It's all right being different
How many of you are old enough to remember a pop band called Blue Mink?
One of their songs from the early 70s or maybe even late 60s was called "Melting Pot" which began:
Take a pinch of white man,
Wrap him up in black skin,
Add a touch of blue blood,
And a little bitty bit of Red Indian boy....
The song went on to suggest we could turn out coffee coloured people by the score. Everyone would be the same, end of the problem of divisive hate.
As Britain began to get to grips with a multi-cultural society, tensions grew especially with politician Enoch Powell warning of "rivers of blood" on the streets. Worldwide, it wasn't any better with black people in United States still being treated as second class citizens in the Land of the Free.

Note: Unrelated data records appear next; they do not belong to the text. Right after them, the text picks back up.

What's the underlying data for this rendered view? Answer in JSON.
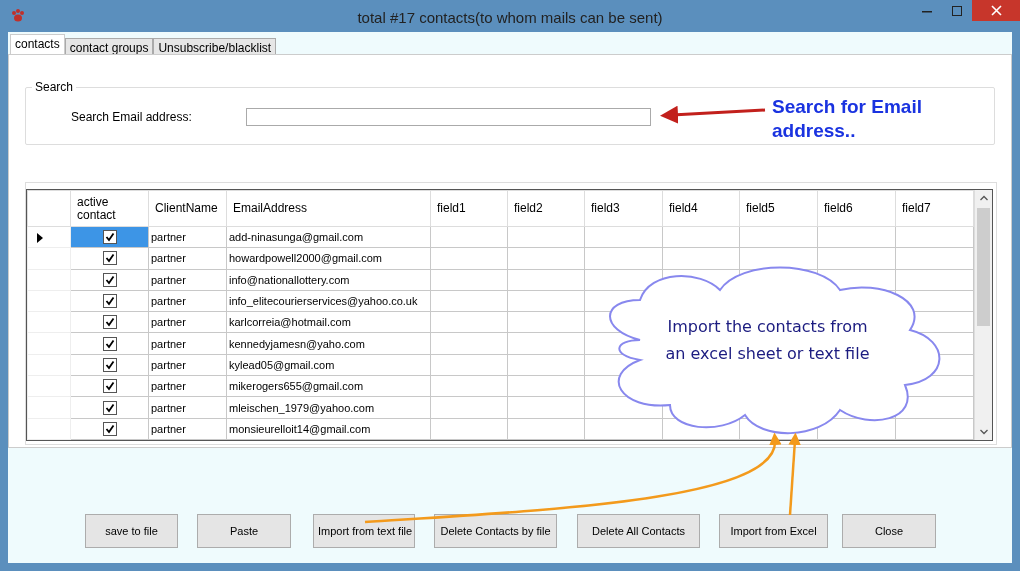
{
  "window": {
    "title": "total #17 contacts(to whom mails can be sent)"
  },
  "tabs": [
    {
      "label": "contacts",
      "selected": true
    },
    {
      "label": "contact groups",
      "selected": false
    },
    {
      "label": "Unsubscribe/blacklist",
      "selected": false
    }
  ],
  "search": {
    "group_title": "Search",
    "label": "Search Email  address:"
  },
  "table": {
    "columns": [
      "active contact",
      "ClientName",
      "EmailAddress",
      "field1",
      "field2",
      "field3",
      "field4",
      "field5",
      "field6",
      "field7"
    ],
    "rows": [
      {
        "checked": true,
        "client": "partner",
        "email": "add-ninasunga@gmail.com",
        "selected": true
      },
      {
        "checked": true,
        "client": "partner",
        "email": "howardpowell2000@gmail.com",
        "selected": false
      },
      {
        "checked": true,
        "client": "partner",
        "email": "info@nationallottery.com",
        "selected": false
      },
      {
        "checked": true,
        "client": "partner",
        "email": "info_elitecourierservices@yahoo.co.uk",
        "selected": false
      },
      {
        "checked": true,
        "client": "partner",
        "email": "karlcorreia@hotmail.com",
        "selected": false
      },
      {
        "checked": true,
        "client": "partner",
        "email": "kennedyjamesn@yaho.com",
        "selected": false
      },
      {
        "checked": true,
        "client": "partner",
        "email": "kylead05@gmail.com",
        "selected": false
      },
      {
        "checked": true,
        "client": "partner",
        "email": "mikerogers655@gmail.com",
        "selected": false
      },
      {
        "checked": true,
        "client": "partner",
        "email": "mleischen_1979@yahoo.com",
        "selected": false
      },
      {
        "checked": true,
        "client": "partner",
        "email": "monsieurelloit14@gmail.com",
        "selected": false
      }
    ]
  },
  "buttons": [
    "save to file",
    "Paste",
    "Import from text file",
    "Delete Contacts by file",
    "Delete All Contacts",
    "Import from Excel",
    "Close"
  ],
  "annotations": {
    "search_note": "Search for Email address..",
    "cloud_note": "Import the contacts from an excel sheet or text file"
  }
}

Northern Ireland, of course, doesn't even need the simplicity of a differing colour of skin to create serious division.
After years of being at each other's throats, there have been times recently when you had to pinch yourself.
Take the First Minister, Peter Robinson. At his party conference at the week-end, he called for a new era of a shared society. No more "them and us".
Mind you, the DUP was still rocking with laughter at Sammy Wilson's "comedy" routine about Sinn Fein members babies being in cages, wrapped in blankets and refusing to eat their dinners. And what they did with their nappies! Oh how the conference laughed.
Maybe we have a bit to go yet, but going back to the 1970s era of Blue Mink, could you have ever imagined the fledgling DUP reaching out to Catholics the way Robinson did.
Credit where it's due, then, Robbo.
You get a tingling feeling of change sometimes when you hear things. Irish Republicans sitting sharing power in Stormont is such a given that we hardly pass any remarks any more.
A high percentage of Catholics, according to one poll, want to remain in the United Kingdom.
And now we hear that God Save the Queen may be replaced as the Anthem for the Northern Ireland football team possibly with a new anthem being penned by Gary Lightbody of Snow Patrol.
Good.
Pardon the pun, but I've nailed my colours to the mast on this one, and Northern Ireland should have its own anthem. I know Gerry Armstrong and Martin O'Neill, among many others, stood for The Queen. But times have changed.
Possibly not for the Orange Order, as another poll has shown. Most regard Catholics as IRA sympathisers and very few would be happy if their offspring married a Catholic.
You may be surprised to learn that I don't take any great exception to that. If that's their view, that's their view.
And they should be allowed to hold their opinions, the same as any other minority. Just so long as they don't try to foist things on the rest of us.
That's the rub for the way forward, isn't it.
I don't we should all be put into a melting pot and come out with nobody feeling or looking like their original selves.
We're all Northern Irish, with much in common, and everybody should be free to live out their faith, culture or whatever. We can, and should, be different as long as we respect the differences of others. And, of course, it's not just about our two tribes any more, as Northern Ireland comes to terms with the welcome influx of other peoples from around the world.
Peter Robinson quoted Bobby Sands at the week-end, the line about revenge being the laughter of our children. Though, of course, he wasn't being complimentary about the hunger striker.
But let me also quote Bobby Sands: "Everyone, Republican or otherwise, has their own part to play."
In a different context, that of improving society in 2011 and beyond, it's not a bad message.
Different is good. Who wants to be coffee-coloured.
Except perhaps one of our former Secretaries of State, Peter Hain. Well, coffee-coloured with an orangey tinge.
He has also been in the news this week after revelations that his phone may have been hacked.
Wonder what they were trying to find? The number of a good sunbed salon?